Obliged entities which use software for assessing risk must be aware of the way the software operates and how it weighs the various risk factors. The entity must be able to demonstrate that the level of risk allocated to each client or business relationship by the software is consistent with its own understanding of money laundering and terrorist financing risk. If the entity overrides the risk categorisation given by the software it must provide an explanation and justification for its decision.
By assessing the risk that they are exposed to, entities will be better able to focus on mitigating the risk by applying the relevant customer due diligence, based on the assessed risk. If the risk is low, simplified customer due diligence with less detailed less information or less frequent updating of records, is appropriate. Nevertheless, the customer due diligence must be sufficiently effective to recognise any suspicious factors as soon as they occur, and immediate attention is required if there is evidence of activities that are inconsistent with the low risk rating. Simplified customer due diligence is inappropriate if there are any doubts regarding the accuracy of the information obtained.
Conversely, when the risk associated with a specific client or transaction is high, enhanced customer due diligence must be applied over and above that set out in the Directive. This may involve obtaining additional information about the UBO, their family members and their past and present activities, or increasing the frequency of reviews. As noted earlier, the Directive includes a list of factors which, if present, automatically result in the transaction being classified as high risk, namely:
- where the client is a PEP;
- where the entity enters into a correspondent relationship with a respondent institution from a non-EEA state;
- where the client is established in a high risk third country; and
- where the transaction is complex, unusually large and has no clear economic rationale.

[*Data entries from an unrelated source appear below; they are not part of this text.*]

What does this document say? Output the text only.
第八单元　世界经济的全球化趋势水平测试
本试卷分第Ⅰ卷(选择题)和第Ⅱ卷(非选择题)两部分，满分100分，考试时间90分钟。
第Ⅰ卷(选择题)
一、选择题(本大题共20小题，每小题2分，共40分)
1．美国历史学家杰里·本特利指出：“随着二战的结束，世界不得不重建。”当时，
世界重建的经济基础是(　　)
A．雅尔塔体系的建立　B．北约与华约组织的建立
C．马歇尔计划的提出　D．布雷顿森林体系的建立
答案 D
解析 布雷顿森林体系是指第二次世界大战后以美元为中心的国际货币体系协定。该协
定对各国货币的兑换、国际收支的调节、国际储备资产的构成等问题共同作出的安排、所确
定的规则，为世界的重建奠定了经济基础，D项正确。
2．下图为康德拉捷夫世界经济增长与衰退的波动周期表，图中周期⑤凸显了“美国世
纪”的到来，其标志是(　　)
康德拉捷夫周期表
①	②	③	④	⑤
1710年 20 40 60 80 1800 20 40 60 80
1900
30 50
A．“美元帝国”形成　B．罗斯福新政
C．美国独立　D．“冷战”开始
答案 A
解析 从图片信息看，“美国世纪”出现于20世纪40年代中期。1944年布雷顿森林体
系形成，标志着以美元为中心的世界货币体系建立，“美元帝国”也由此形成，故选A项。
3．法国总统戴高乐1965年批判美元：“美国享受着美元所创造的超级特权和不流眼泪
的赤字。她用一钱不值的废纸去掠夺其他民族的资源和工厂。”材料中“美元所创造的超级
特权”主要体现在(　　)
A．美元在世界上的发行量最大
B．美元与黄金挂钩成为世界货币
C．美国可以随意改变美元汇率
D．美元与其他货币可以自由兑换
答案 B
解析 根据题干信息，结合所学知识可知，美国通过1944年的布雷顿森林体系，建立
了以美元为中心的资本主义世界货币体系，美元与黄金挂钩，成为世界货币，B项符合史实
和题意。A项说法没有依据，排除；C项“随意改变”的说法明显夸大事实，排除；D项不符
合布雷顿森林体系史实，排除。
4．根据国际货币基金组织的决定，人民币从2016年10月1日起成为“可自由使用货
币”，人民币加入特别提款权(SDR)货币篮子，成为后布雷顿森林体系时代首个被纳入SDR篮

In such cases, enhanced customer due diligence must be applied. For example, if the client is a PEP, the source of wealth and source of funds must be identified and verified, senior management approval must be obtained prior to creating or continuing the business relationship and enhanced ongoing monitoring of transactions must be undertaken. Enhanced customer due diligence must be also applied to family members and close associates of the PEP. Entities must also ensure that they have effective means to identify transactions that are complex, unusually large in relation to the size of the client or its business activities or have no economic or legal rationale. If such transactions are identified, the entity must undertake frequent monitoring and enhanced customer due diligence in order to determine whether the transaction is suspicious or not and give an explanation as to the purpose of the transactions that took place.